Chinese cement producer West China Cement proposes to list its shares in Hong Kong and will review its AIM listing.
Based in China’s Shaanxi province, West China believes it will be ‘better positioned and understood’ in Hong Kong than on AIM, says chairman Robbe Robertson. Observers suggest the Jersey-domiciled company might hope for more active trading and a higher rating on the Far Eastern exchange, which has lately been considered by several China plays from London.
West China, which doubled its interim pre-tax profits to UK£16.5m on turnover up 70 per cent to UK£51m, has been addressing the finance needed to boost production to a targeted 7.5Mta Ahead of its Hong Kong listing, the company is to redeem $30.2 million (£19 million) of warrants between now and January, using part of a $50 million (£31 million) bridging loan from the Industrial and Commercial Bank of China (ICBC).
The bank has secured this loan by a charge over some of the shares in West China Cement held by chief executive officer and majority shareholder Jimin Zhang. The charge covers 29.9 per cent of the company’s shares, little more than half Zhang’s holding.

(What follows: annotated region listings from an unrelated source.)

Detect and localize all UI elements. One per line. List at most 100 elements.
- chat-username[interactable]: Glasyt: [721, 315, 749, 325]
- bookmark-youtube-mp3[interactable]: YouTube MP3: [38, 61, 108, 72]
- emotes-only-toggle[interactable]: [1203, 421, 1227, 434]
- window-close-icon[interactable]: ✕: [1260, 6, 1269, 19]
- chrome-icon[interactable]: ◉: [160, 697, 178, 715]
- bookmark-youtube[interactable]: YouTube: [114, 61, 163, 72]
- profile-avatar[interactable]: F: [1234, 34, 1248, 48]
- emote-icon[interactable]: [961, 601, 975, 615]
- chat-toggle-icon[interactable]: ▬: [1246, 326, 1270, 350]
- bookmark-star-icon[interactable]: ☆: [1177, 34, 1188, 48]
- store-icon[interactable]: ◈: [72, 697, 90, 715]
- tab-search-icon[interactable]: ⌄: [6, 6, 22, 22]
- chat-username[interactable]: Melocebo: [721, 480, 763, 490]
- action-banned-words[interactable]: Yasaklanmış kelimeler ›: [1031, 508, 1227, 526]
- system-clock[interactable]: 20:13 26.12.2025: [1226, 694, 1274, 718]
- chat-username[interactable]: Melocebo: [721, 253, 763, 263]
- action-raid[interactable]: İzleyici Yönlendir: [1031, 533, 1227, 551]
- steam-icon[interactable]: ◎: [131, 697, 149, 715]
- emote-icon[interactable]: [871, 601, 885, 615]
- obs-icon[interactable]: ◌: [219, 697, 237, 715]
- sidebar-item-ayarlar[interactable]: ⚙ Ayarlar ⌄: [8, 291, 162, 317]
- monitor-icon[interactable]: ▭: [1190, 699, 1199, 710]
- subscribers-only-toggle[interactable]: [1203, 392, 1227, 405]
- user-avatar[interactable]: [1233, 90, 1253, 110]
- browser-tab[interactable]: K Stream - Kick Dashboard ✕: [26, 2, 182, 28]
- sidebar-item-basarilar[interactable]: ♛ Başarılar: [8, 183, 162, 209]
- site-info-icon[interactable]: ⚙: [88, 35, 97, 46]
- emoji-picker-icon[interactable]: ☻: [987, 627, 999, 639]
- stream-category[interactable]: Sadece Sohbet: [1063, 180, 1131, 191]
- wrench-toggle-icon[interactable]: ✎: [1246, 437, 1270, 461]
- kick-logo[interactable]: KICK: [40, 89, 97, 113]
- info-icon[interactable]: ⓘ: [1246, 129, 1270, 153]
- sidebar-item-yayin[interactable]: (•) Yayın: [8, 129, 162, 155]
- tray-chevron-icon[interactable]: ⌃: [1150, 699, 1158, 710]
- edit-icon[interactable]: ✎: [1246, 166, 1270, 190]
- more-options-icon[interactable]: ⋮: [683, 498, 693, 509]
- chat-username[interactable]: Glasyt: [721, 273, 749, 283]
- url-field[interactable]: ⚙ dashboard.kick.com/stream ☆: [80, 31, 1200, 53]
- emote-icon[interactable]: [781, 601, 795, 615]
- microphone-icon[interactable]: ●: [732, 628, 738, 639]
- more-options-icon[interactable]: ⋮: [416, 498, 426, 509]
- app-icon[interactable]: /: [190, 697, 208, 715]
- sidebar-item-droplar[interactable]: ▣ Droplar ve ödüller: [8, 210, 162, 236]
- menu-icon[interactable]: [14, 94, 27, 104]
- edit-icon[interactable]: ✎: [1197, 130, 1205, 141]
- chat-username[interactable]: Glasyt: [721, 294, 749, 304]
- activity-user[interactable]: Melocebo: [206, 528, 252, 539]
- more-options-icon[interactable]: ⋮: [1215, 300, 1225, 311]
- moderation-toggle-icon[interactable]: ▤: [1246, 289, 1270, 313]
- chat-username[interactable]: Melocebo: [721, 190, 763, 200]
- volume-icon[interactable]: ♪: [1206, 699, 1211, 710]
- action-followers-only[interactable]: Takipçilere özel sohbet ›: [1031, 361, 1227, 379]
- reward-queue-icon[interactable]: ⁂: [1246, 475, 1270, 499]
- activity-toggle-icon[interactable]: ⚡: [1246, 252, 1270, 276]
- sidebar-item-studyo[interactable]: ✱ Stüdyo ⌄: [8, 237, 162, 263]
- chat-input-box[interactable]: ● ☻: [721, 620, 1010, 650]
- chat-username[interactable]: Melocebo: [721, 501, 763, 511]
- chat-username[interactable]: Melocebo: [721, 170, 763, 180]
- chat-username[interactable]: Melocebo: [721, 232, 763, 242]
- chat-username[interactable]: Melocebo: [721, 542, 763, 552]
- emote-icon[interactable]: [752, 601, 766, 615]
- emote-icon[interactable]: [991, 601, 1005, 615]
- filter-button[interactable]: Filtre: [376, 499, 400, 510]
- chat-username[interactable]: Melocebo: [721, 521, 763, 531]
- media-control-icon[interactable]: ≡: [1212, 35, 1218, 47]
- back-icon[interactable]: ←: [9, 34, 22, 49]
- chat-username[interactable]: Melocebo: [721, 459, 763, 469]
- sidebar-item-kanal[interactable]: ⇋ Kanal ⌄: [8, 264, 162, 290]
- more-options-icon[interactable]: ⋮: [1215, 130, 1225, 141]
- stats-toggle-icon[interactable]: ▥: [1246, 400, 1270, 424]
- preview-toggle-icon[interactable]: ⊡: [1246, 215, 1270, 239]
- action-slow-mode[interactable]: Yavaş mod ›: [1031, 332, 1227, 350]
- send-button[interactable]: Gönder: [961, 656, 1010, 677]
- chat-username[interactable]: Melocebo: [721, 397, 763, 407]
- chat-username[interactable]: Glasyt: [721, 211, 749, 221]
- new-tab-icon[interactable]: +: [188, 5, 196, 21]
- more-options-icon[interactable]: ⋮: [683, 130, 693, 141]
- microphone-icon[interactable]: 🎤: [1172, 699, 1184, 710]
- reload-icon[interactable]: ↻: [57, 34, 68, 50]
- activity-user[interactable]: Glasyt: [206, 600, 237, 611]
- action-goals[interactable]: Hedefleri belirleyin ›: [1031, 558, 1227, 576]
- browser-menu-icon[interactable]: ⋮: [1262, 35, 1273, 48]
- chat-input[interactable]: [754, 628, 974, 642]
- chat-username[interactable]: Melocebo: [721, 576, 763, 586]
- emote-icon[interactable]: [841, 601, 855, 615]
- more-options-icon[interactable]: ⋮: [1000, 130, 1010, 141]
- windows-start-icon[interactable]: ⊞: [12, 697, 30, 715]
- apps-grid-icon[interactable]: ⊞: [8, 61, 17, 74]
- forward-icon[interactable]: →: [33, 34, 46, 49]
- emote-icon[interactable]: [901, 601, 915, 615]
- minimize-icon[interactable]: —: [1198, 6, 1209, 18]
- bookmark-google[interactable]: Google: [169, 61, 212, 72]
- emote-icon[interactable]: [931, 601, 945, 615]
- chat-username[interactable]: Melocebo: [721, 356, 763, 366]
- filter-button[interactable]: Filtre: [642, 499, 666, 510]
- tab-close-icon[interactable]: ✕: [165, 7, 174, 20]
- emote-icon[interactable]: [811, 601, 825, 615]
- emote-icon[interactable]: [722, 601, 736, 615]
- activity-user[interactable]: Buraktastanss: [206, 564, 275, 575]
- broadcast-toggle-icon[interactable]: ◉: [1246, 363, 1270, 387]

Floated on AIM at 105p in 2006 and recommended by Growth Company Investor the next year at 161p, West China’s shares reached 250p before crumbling to 48p on flooding problems and recessionary fears. With China now reflating and profits buoyant, they have surged to 479p, valuing the company at UK£311m.
Partial profit taking might be prudent, though the Hong Kong move could give the price a further lift.